Hall County soon could be the proud new owner of a sewage plant.
After struggling for years to establish sewer service in the southern end of the county, the board of commissioners signed an option to buy the Spout Springs Water Reclamation Plant in September.
The plant, owned by developer John Wieland, would provide hundreds of thousands of gallons of treatment capacity each day for homes and businesses.
On Monday, commissioners again discussed buying the $13.8 million facility, which would be repaid by customers through tap-on and service fees.
The option is expected to close in mid-December.
"I think it’s a good idea," Commissioner Billy Powell said. "It’s a long time coming."
Commission Chairman Tom Oliver said it’s time that Hall County moves forward with such a large purchase.
"We’ve got to control our own destiny and this is just part of it," he said.
During a commission work session Monday afternoon, attorney Tread Syfan recommended that the county exercise the option to buy the plant, issuinig bonds to pay for it.
Syfan said the bonds would mature in April 2022. They could be prepaid anytime, but there would be no scheduled principal payment.
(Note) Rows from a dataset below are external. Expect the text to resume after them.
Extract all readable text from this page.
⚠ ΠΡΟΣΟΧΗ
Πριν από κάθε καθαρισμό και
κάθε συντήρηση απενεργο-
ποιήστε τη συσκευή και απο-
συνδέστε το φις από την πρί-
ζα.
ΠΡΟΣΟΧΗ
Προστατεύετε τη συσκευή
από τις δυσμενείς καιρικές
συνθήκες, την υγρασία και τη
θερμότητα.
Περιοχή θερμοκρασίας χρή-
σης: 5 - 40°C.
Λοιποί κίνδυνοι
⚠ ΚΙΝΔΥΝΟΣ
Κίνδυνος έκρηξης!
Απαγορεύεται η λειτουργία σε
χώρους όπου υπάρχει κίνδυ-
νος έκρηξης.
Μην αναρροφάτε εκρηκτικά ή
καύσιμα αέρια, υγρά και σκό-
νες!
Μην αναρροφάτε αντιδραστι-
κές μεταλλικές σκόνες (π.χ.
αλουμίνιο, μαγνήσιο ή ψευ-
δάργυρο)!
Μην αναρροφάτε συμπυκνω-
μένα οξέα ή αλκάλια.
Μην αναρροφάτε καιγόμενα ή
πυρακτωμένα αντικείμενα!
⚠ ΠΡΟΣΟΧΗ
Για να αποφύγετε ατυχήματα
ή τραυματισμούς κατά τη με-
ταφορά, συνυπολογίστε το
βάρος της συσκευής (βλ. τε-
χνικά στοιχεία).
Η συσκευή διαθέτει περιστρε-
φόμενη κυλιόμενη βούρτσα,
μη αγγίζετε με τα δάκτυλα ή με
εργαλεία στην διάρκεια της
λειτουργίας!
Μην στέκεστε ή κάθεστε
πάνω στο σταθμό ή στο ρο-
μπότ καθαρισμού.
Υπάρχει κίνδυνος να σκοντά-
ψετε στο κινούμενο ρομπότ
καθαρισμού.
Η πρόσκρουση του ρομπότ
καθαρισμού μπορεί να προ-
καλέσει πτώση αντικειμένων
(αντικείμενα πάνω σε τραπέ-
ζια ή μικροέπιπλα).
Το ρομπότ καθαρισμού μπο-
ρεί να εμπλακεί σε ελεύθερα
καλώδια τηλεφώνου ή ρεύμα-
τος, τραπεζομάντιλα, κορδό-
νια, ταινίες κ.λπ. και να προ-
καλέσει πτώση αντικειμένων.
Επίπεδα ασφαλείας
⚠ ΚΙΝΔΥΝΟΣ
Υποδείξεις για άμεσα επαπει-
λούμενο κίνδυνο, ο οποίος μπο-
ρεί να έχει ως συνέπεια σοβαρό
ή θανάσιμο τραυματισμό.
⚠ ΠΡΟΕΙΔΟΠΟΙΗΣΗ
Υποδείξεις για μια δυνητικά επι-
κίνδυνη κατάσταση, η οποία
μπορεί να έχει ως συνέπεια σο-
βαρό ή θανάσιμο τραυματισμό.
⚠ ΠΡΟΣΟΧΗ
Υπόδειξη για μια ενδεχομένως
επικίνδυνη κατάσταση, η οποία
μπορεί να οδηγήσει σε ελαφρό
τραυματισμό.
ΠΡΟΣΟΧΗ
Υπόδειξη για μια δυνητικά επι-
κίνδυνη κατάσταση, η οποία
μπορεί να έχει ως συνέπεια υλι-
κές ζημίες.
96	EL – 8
"What is anticipated is that as the county collects tap fees from sale of taps for sewer service users at the plant, those moneys would be accumulated and then ... they would be used to pay the principal of the debt off," he said.
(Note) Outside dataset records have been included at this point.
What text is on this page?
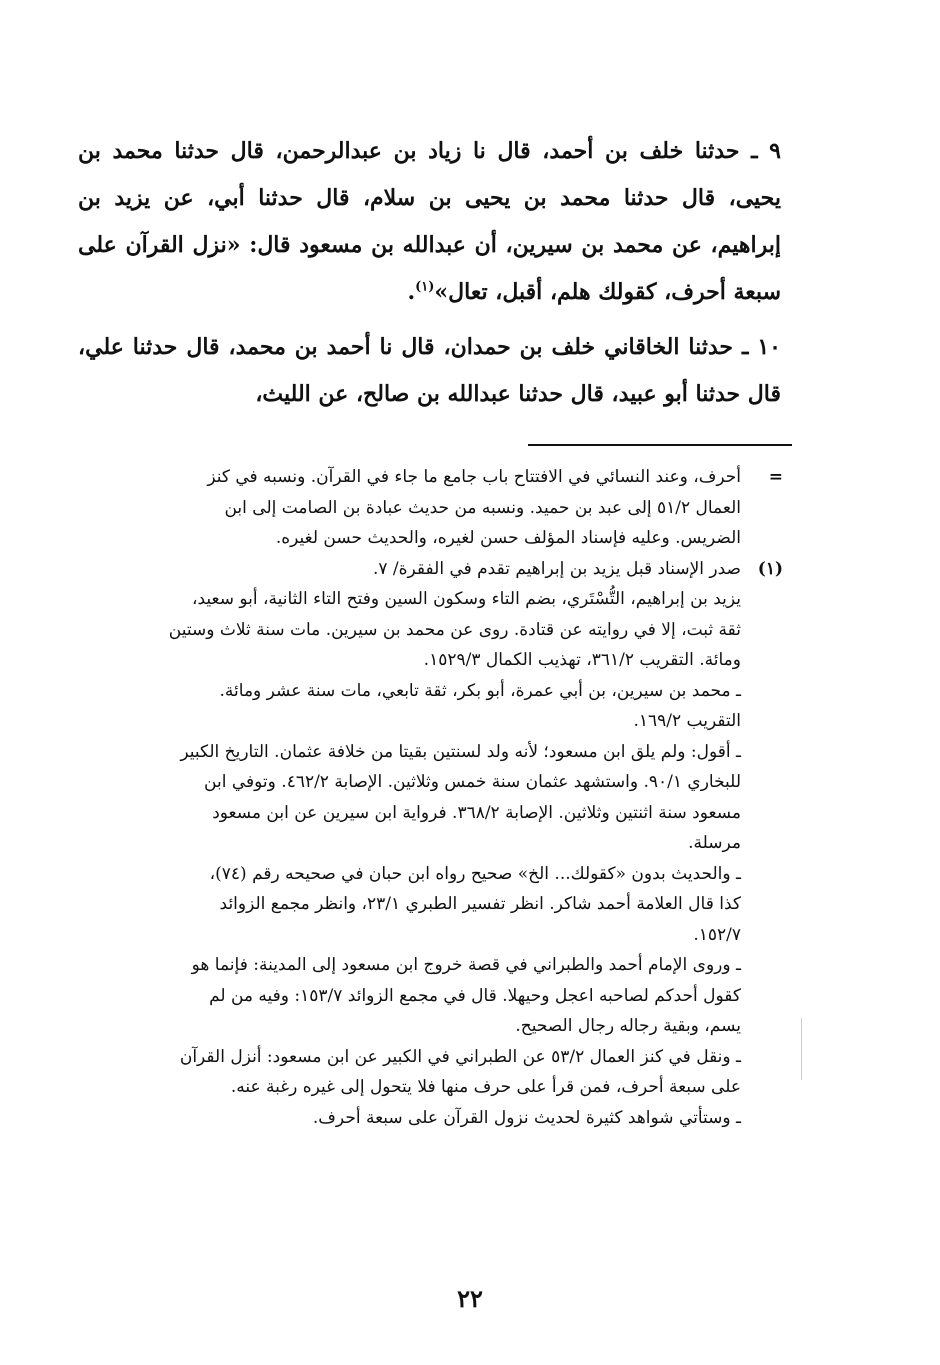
٩ ـ حدثنا خلف بن أحمد، قال نا زياد بن عبدالرحمن، قال حدثنا محمد بن يحيى، قال حدثنا محمد بن يحيى بن سلام، قال حدثنا أبي، عن يزيد بن إبراهيم، عن محمد بن سيرين، أن عبدالله بن مسعود قال: «نزل القرآن على سبعة أحرف، كقولك هلم، أقبل، تعال»$^{(١)}$.

١٠ ـ حدثنا الخاقاني خلف بن حمدان، قال نا أحمد بن محمد، قال حدثنا علي، قال حدثنا أبو عبيد، قال حدثنا عبدالله بن صالح، عن الليث،

=

أحرف، وعند النسائي في الافتتاح باب جامع ما جاء في القرآن. ونسبه في كنز

العمال ٥١/٢ إلى عبد بن حميد. ونسبه من حديث عبادة بن الصامت إلى ابن

الضريس. وعليه فإسناد المؤلف حسن لغيره، والحديث حسن لغيره.

(١)

صدر الإسناد قبل يزيد بن إبراهيم تقدم في الفقرة/ ٧.

يزيد بن إبراهيم، التُّسْتَري، بضم التاء وسكون السين وفتح التاء الثانية، أبو سعيد،

ثقة ثبت، إلا في روايته عن قتادة. روى عن محمد بن سيرين. مات سنة ثلاث وستين

ومائة. التقريب ٣٦١/٢، تهذيب الكمال ١٥٢٩/٣.

ـ محمد بن سيرين، بن أبي عمرة، أبو بكر، ثقة تابعي، مات سنة عشر ومائة.

التقريب ١٦٩/٢.

ـ أقول: ولم يلق ابن مسعود؛ لأنه ولد لسنتين بقيتا من خلافة عثمان. التاريخ الكبير

للبخاري ٩٠/١. واستشهد عثمان سنة خمس وثلاثين. الإصابة ٤٦٢/٢. وتوفي ابن

مسعود سنة اثنتين وثلاثين. الإصابة ٣٦٨/٢. فرواية ابن سيرين عن ابن مسعود

مرسلة.

ـ والحديث بدون «كقولك... الخ» صحيح رواه ابن حبان في صحيحه رقم (٧٤)،

كذا قال العلامة أحمد شاكر. انظر تفسير الطبري ٢٣/١، وانظر مجمع الزوائد

١٥٢/٧.

ـ وروى الإمام أحمد والطبراني في قصة خروج ابن مسعود إلى المدينة: فإنما هو

كقول أحدكم لصاحبه اعجل وحيهلا. قال في مجمع الزوائد ١٥٣/٧: وفيه من لم

يسم، وبقية رجاله رجال الصحيح.

ـ ونقل في كنز العمال ٥٣/٢ عن الطبراني في الكبير عن ابن مسعود: أنزل القرآن

على سبعة أحرف، فمن قرأ على حرف منها فلا يتحول إلى غيره رغبة عنه.

ـ وستأتي شواهد كثيرة لحديث نزول القرآن على سبعة أحرف.

٢٢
The sewer plant serves South Hall’s Reunion and Sterling on the Lake subdivisions, as well as the Village at Deaton Creek.
Commissioners have said after purchasing the site, they would likely apply to the Georgia Environmental Protection Division to upgrade the plant from its current capacity of 750,000 gallons per day to 1.6 million gallons per day.
The purchase would complement the county’s new trunk line that comes down Winder Highway from Gainesville’s Flat Creek treatment plant, which would service the entire area.
"If we got excess flow we could shoot it into our trunk line and bring it all the way back to Gainesville," Oliver said.
With a drought that doesn’t seem to be letting up any time soon, Oliver said the purchase of the plant, along with the new trunk line, will change the complexion of the county in the way development is done.
"This will allow us to control the destiny of the water," he said. "Truly this is the secret of the future."